Local bluegrass outfit The Welfare Liners is composed of five men from different musical backgrounds—along with Hallauer, the group includes Rob Keller, Adam Poulin, Wayne Wilson and Mark Cunningham—who share a love for the traditional sounds of artists like Bill Monroe and The Stanley Brothers. For the most part, they are dudes who cut their teeth in harder-edged rock bands, before age and family life intervened.
"I don't think you can underestimate the fact that at some point in your life, when kids are involved, having the amplifier on all the time isn't really an option," says Hallauer.
In fact, The Welfare Liners came together after Keller, the group's principal songwriter and a longtime bluegrass enthusiast, learned his guitarist friend Hallauer had embraced a new, more delicate instrument.
"When [Rob] found out that I started playing mandolin, he came over and gave me… like, literally the entire history of bluegrass. All the sudden, he's like, 'Here's 800 songs. We're gonna play 60 of 'em.'"
After enlisting the other members and playing only traditional tunes for a year and a half, the group decided to take a step forward and pen its own material.
"I wrote one song… and right after that, the other songs just started flooding out," Keller says. "I think I announced it onstage—the band didn't know it, either. [Russ was] laughing, 'cause he's the record label. I was like, 'Next spring, we're gonna have a new album!'… And Russ was like, 'We are?'"
It took 'til fall, but the album has arrived. High on a Hilltop is a stellar collection of original numbers, a faithful exercise in old-time American music. But it's not paint-by-numbers pickin'. The record traverses disparate stylistic and emotional ground, from the true-tale murder mystery "Who Killed T.K.," about the legendary owner of an Athens watering hole, to the upbeat, light-love tune "Easy on the Eyes." As is typical for the genre, heavy themes of death and infidelity abound, often nestled amid deceptively joyful musicality.

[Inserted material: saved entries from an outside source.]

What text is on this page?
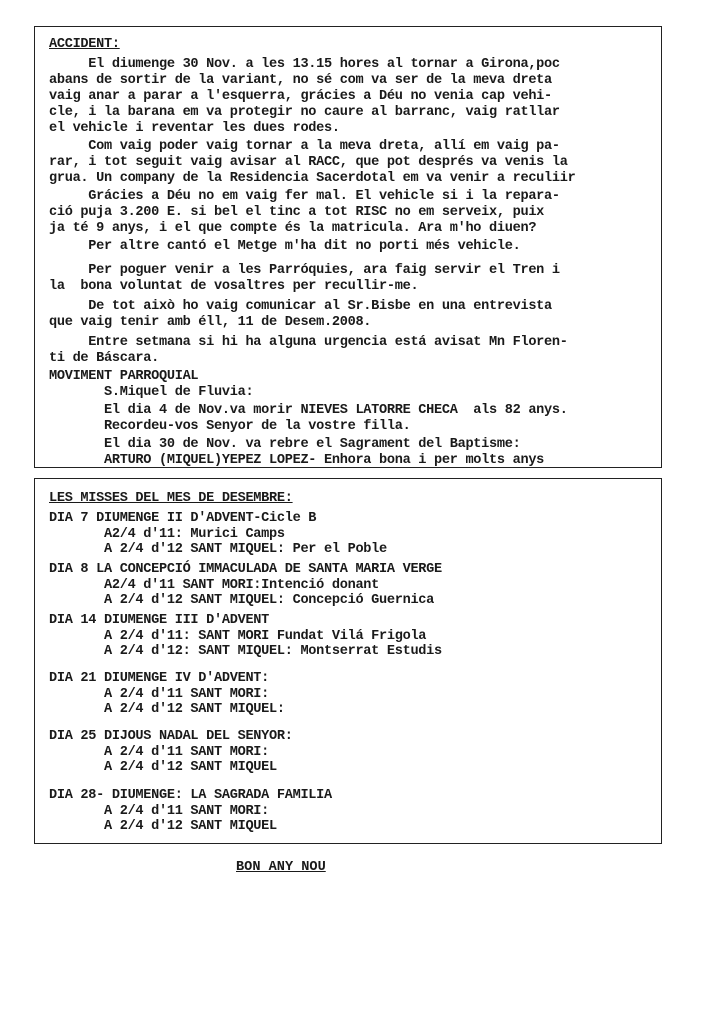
ACCIDENT:
El diumenge 30 Nov. a les 13.15 hores al tornar a Girona,poc
abans de sortir de la variant, no sé com va ser de la meva dreta
vaig anar a parar a l'esquerra, grácies a Déu no venia cap vehi-
cle, i la barana em va protegir no caure al barranc, vaig ratllar
el vehicle i reventar les dues rodes.
Com vaig poder vaig tornar a la meva dreta, allí em vaig pa-
rar, i tot seguit vaig avisar al RACC, que pot després va venis la
grua. Un company de la Residencia Sacerdotal em va venir a reculiir
Grácies a Déu no em vaig fer mal. El vehicle si i la repara-
ció puja 3.200 E. si bel el tinc a tot RISC no em serveix, puix
ja té 9 anys, i el que compte és la matricula. Ara m'ho diuen?
Per altre cantó el Metge m'ha dit no porti més vehicle.
Per poguer venir a les Parróquies, ara faig servir el Tren i
la  bona voluntat de vosaltres per recullir-me.
De tot això ho vaig comunicar al Sr.Bisbe en una entrevista
que vaig tenir amb éll, 11 de Desem.2008.
Entre setmana si hi ha alguna urgencia está avisat Mn Floren-
ti de Báscara.
MOVIMENT PARROQUIAL
S.Miquel de Fluvia:
El dia 4 de Nov.va morir NIEVES LATORRE CHECA  als 82 anys.
Recordeu-vos Senyor de la vostre filla.
El dia 30 de Nov. va rebre el Sagrament del Baptisme:
ARTURO (MIQUEL)YEPEZ LOPEZ- Enhora bona i per molts anys
LES MISSES DEL MES DE DESEMBRE:
DIA 7 DIUMENGE II D'ADVENT-Cicle B
A2/4 d'11: Murici Camps
A 2/4 d'12 SANT MIQUEL: Per el Poble
DIA 8 LA CONCEPCIÓ IMMACULADA DE SANTA MARIA VERGE
A2/4 d'11 SANT MORI:Intenció donant
A 2/4 d'12 SANT MIQUEL: Concepció Guernica
DIA 14 DIUMENGE III D'ADVENT
A 2/4 d'11: SANT MORI Fundat Vilá Frigola
A 2/4 d'12: SANT MIQUEL: Montserrat Estudis
DIA 21 DIUMENGE IV D'ADVENT:
A 2/4 d'11 SANT MORI:
A 2/4 d'12 SANT MIQUEL:
DIA 25 DIJOUS NADAL DEL SENYOR:
A 2/4 d'11 SANT MORI:
A 2/4 d'12 SANT MIQUEL
DIA 28- DIUMENGE: LA SAGRADA FAMILIA
A 2/4 d'11 SANT MORI:
A 2/4 d'12 SANT MIQUEL
BON ANY NOU
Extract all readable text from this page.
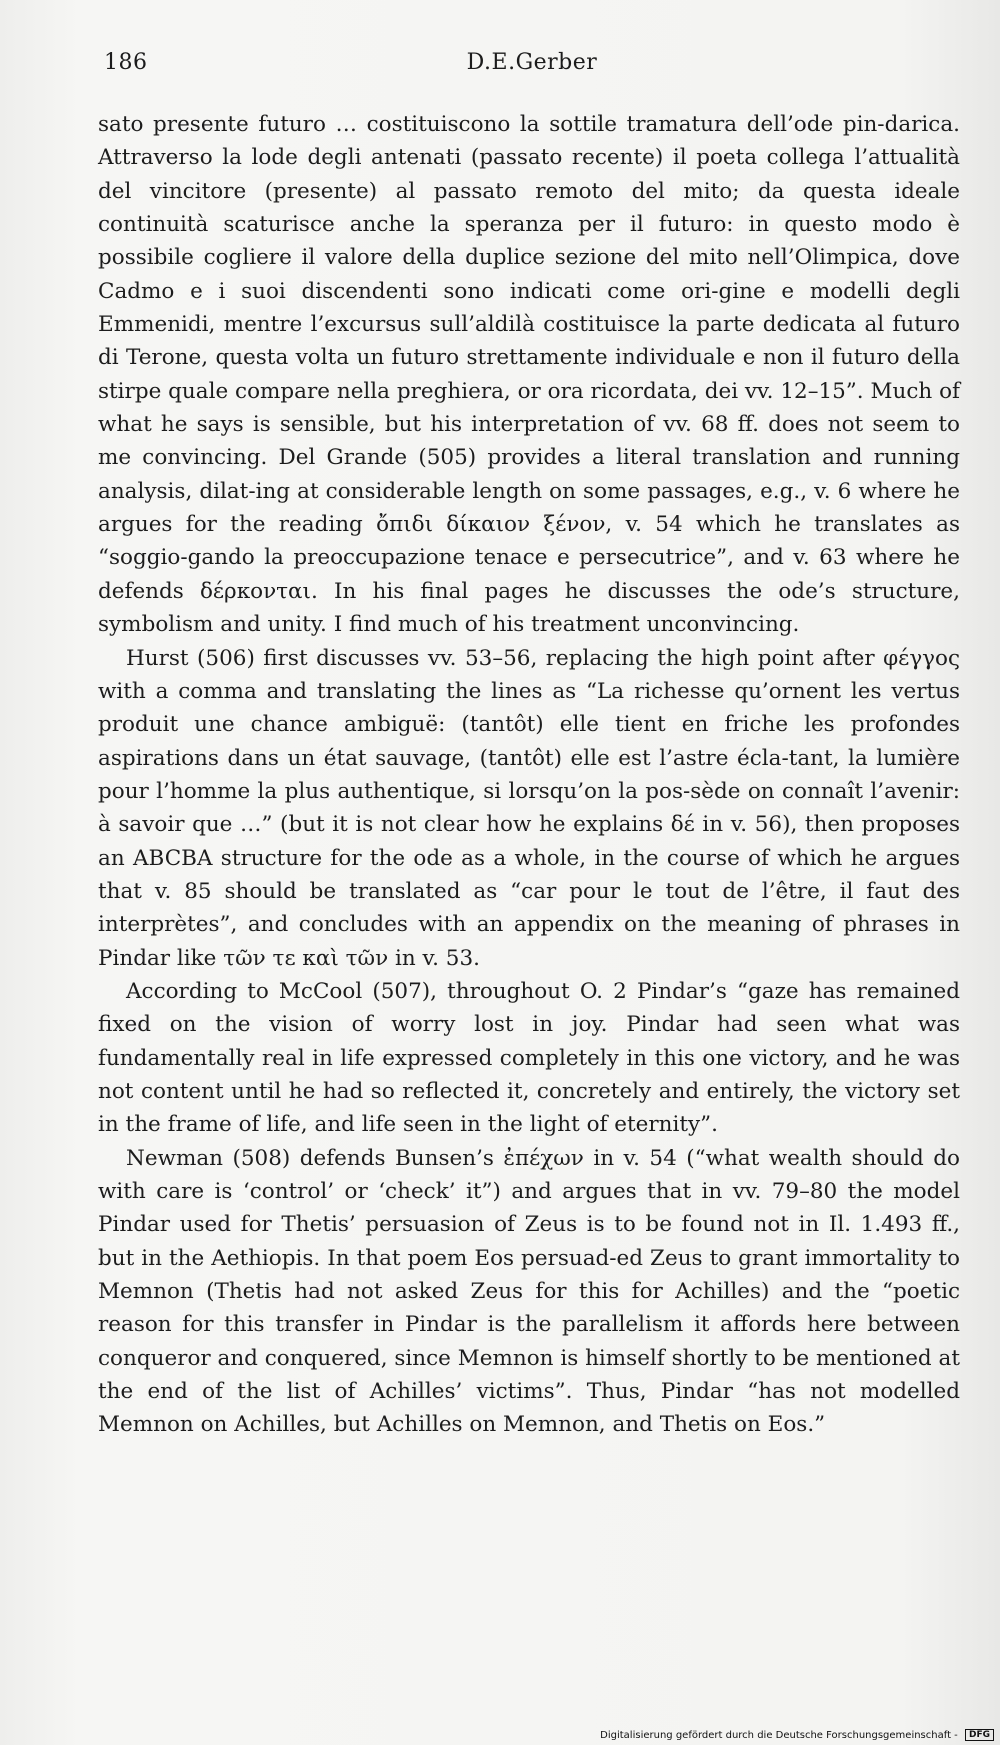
186	D.E.Gerber

sato presente futuro … costituiscono la sottile tramatura dell’ode pin-darica. Attraverso la lode degli antenati (passato recente) il poeta collega l’attualità del vincitore (presente) al passato remoto del mito; da questa ideale continuità scaturisce anche la speranza per il futuro: in questo modo è possibile cogliere il valore della duplice sezione del mito nell’Olimpica, dove Cadmo e i suoi discendenti sono indicati come ori-gine e modelli degli Emmenidi, mentre l’excursus sull’aldilà costituisce la parte dedicata al futuro di Terone, questa volta un futuro strettamente individuale e non il futuro della stirpe quale compare nella preghiera, or ora ricordata, dei vv. 12–15”. Much of what he says is sensible, but his interpretation of vv. 68 ff. does not seem to me convincing. Del Grande (505) provides a literal translation and running analysis, dilat-ing at considerable length on some passages, e.g., v. 6 where he argues for the reading ὄπιδι δίκαιον ξένον, v. 54 which he translates as “soggio-gando la preoccupazione tenace e persecutrice”, and v. 63 where he defends δέρκονται. In his final pages he discusses the ode’s structure, symbolism and unity. I find much of his treatment unconvincing.

Hurst (506) first discusses vv. 53–56, replacing the high point after φέγγος with a comma and translating the lines as “La richesse qu’ornent les vertus produit une chance ambiguë: (tantôt) elle tient en friche les profondes aspirations dans un état sauvage, (tantôt) elle est l’astre écla-tant, la lumière pour l’homme la plus authentique, si lorsqu’on la pos-sède on connaît l’avenir: à savoir que …” (but it is not clear how he explains δέ in v. 56), then proposes an ABCBA structure for the ode as a whole, in the course of which he argues that v. 85 should be translated as “car pour le tout de l’être, il faut des interprètes”, and concludes with an appendix on the meaning of phrases in Pindar like τῶν τε καὶ τῶν in v. 53.

According to McCool (507), throughout O. 2 Pindar’s “gaze has remained fixed on the vision of worry lost in joy. Pindar had seen what was fundamentally real in life expressed completely in this one victory, and he was not content until he had so reflected it, concretely and entirely, the victory set in the frame of life, and life seen in the light of eternity”.

Newman (508) defends Bunsen’s ἐπέχων in v. 54 (“what wealth should do with care is ‘control’ or ‘check’ it”) and argues that in vv. 79–80 the model Pindar used for Thetis’ persuasion of Zeus is to be found not in Il. 1.493 ff., but in the Aethiopis. In that poem Eos persuad-ed Zeus to grant immortality to Memnon (Thetis had not asked Zeus for this for Achilles) and the “poetic reason for this transfer in Pindar is the parallelism it affords here between conqueror and conquered, since Memnon is himself shortly to be mentioned at the end of the list of Achilles’ victims”. Thus, Pindar “has not modelled Memnon on Achilles, but Achilles on Memnon, and Thetis on Eos.”

Digitalisierung gefördert durch die Deutsche Forschungsgemeinschaft - DFG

Keller says it's all about telling a story. "Actually, my wife and I are fine, and all that, but I'm writing all these songs about cheating," he marvels, laughing. "There are some cheating songs on there, aren't there?"
"The history of bluegrass gives you a license to tell fictional stories in a way that other genres [don't]," says Hallauer. Keller points to traditional songs like "Knoxville Girl," wherein the tragic title character is beaten to death, her body discarded in a river. "It's kinda harsh," he says, "but it's kinda fun playing it. It has that contrast of darkness, yet it sounds kinda happy."
The group displays an appreciation for dark irony that only comes with experience. But it is also a testament to the idea that getting older and wiser doesn't mean slowing down. Aside from working on the album, The Welfare Liners have stayed busy with other endeavors—like their recent cover of the "Squidbillies" theme song, which they recorded at the behest of series creator/friend-of-a-friend Dave Willis.
Hallauer explains: "[Dave] called up one day and said, 'We're doing this wacky contest, and I need to have some bands cover the song so that I can solicit other bands to enter the contest…' He called me on a Wednesday and [said], 'It's gonna be on the air nationally this weekend, so I need it by Thursday.'"
In fact, the theme, with its hilariously depressing lyrics ("My dreams are all dead and buried/ Sometimes I wish the sun would just explode/ When God comes and calls me to his kingdom/ I'll take all you sons of bitches when I go") was a perfect fit for The Welfare Liners, and the TV spot was undoubtedly the most major piece of exposure the group has had to date.
Still, bandmembers remain practical.
"We've all got full-time jobs that no one intends to quit, and families," Hallauer says. "We've sowed those oats in previous bands. The great thing about this band [is that] it's very simple. I always call it our poker club. I've got guy friends who, once a week, they play poker, or golf, or whatever… We get together every Thursday and play music."
Their love of craft is honest and evident. In the basement studio that has also functioned as a children's playroom, The Welfare Liners say they might soon begin work on the follow-up to High on a Hilltop, another collection of stories told through song, the rare and unmistakable sound of musicians comfortable in their own skin.